The Ascension of Hakeem Jeffries Signals Democrats’ Willingness to Move on from the Old Guard
New York Rep. Hakeem Jeffries (D) might be precisely what Democrats need in America’s increasingly contentious political civil war, where most Republicans behave as if it’s a North vs. South redux.
For starters, Jeffries is unapologetically Black.
During his campaign, he often wore tracksuits. When he presented arguments for former President Donald Trump’s impeachment, Jefferies punctuated his remarks by quoting none other than the late hip-hop icon the Notorious B.I.G.
“And if you don’t know, now you know,” Jeffries said in the quintessential mic drop moment.
But most importantly, Jeffries’s ascension into a leadership role as vets like House Speaker Nancy Pelosi and Majority Whip James Clyburn step aside signals a much-needed changing of the guard.
More pointedly, Washington insiders – and many outsiders – have argued that it’s time for the younger generation of leaders to take the helm.
Both Pelosi and Clyburn are 82.
Along with Jeffries, 52, taking over for Pelosi, Rep. Katherine Clark, 59, of Massachusetts, is poised to replace Clyburn as Whip. At the same time, Rep. Pete Aguilar, 43, of California, will likely ascend to the role of Democratic conference chair.
As one journalist pointed out, the “oldest member of the incoming Democratic leadership team is nearly a quarter-century younger than the youngest member of the current Democratic leadership team.”
“The thing about us is that while we can have some noisy conversations at times about how we can make progress for the American people, what we’ve seen is that under the leadership of Speaker Pelosi, Steny Hoyer, Jim Clyburn, we’ve constantly been able to come together,” Jeffries said during a nationally televised interview this week.
Maxwell Frost, the 25-year-old from Florida, perhaps best punctuates the changing of the guard in the Democratic party.
Frost won the election this month as the first member of Generation Z to win a seat in the U.S. House of Representatives, where he’ll serve under Jeffries’ leadership.
“I think it’s important that we have a government that looks like the people,” Frost stated.
The change in Democratic leadership comes at a time when their Republican counterparts have seized control of the House, weaponized the U.S. Supreme Court, gerrymandered congressional maps throughout the country, and have used their pulpits to spark and spread messages of hate and division.
And with the G.O.P.’s unchecked and unquestioned leader, Donald Trump, announcing his 2024 White House bid, Democrats have finally read the room and recognized the need to get younger.
“Americans have tended to see younger candidates as less qualified to serve in office relative to a middle-aged or older candidate,” Damon Roberts, a political scientist at the University of Colorado Boulder, told CBS News.
That view partly comes from age requirements.

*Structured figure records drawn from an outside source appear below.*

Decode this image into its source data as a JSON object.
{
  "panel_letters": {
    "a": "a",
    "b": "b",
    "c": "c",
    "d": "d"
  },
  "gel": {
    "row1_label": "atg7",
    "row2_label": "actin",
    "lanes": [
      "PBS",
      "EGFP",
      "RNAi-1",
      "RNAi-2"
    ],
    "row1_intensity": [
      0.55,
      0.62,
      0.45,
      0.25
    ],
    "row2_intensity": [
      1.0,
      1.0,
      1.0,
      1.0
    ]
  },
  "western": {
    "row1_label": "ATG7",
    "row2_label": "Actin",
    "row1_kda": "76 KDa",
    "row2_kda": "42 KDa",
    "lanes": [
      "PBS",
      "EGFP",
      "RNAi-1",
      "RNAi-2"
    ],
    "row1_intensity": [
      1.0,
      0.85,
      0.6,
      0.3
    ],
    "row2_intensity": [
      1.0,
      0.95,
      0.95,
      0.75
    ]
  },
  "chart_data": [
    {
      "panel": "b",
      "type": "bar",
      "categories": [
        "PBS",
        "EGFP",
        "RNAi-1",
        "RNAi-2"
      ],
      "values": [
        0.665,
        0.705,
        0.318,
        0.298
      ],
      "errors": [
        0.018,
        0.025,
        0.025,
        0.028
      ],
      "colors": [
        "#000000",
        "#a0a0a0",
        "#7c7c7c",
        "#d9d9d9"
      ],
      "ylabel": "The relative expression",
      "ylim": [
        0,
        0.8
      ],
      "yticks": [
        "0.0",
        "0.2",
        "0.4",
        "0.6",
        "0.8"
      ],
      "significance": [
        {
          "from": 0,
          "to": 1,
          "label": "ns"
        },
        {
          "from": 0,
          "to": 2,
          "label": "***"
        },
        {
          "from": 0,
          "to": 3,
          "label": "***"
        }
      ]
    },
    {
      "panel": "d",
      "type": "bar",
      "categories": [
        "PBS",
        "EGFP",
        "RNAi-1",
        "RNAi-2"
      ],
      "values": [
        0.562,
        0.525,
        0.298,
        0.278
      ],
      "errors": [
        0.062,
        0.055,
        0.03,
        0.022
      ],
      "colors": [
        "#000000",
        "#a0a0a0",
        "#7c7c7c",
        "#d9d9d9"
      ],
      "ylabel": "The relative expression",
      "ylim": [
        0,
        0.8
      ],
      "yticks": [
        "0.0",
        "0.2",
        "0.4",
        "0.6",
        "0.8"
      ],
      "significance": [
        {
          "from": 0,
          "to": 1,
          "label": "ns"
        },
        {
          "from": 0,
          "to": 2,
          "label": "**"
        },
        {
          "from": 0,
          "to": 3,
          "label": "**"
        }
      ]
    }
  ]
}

To serve in the U.S. House, a candidate must be at least 25. A U.S. Senator must be at least 30, while a presidential hopeful can’t be younger than 35.
“People do seem to be pretty positive toward having a younger representative,” Roberts asserted.
Stressed and sickened by thoughts of their rights and democracy slipping away, young Americans across gender, racial, geographic and education lines banded together last week to help save the Democrats from what many foresaw as a sizable midterm defeat, John Della Volpe, the director of polling at the Harvard Kennedy School Institute of Politics, wrote in an editorial.
“In the eyes of many young voters, this is how America meets its destiny: when the passion of the grassroots melds with the power of institutions to forge progress,” Della Volpe asserted.
“As political analysts methodically review the numbers after an election for the ages, anyone interested in the winning formula for 2024 should closely examine those between the ages of 18 and 39.”
Gerald Warburg, a professor of practice of public policy at the Frank Batten School of Leadership and Public Policy, noted that turnover in the youth-challenged leadership of the Democratic House and Senate caucuses had frozen for decades.
Until now, all Democratic legislative leaders were over 70 years of age.
Warburg contended that both parties might now welcome the opportunity to pass the torch to a new, post-baby boomer generation with fresh ideas.
Pelosi and Democrats, Warburg said, “had the courage to step back, making way for new leaders and new ideas.”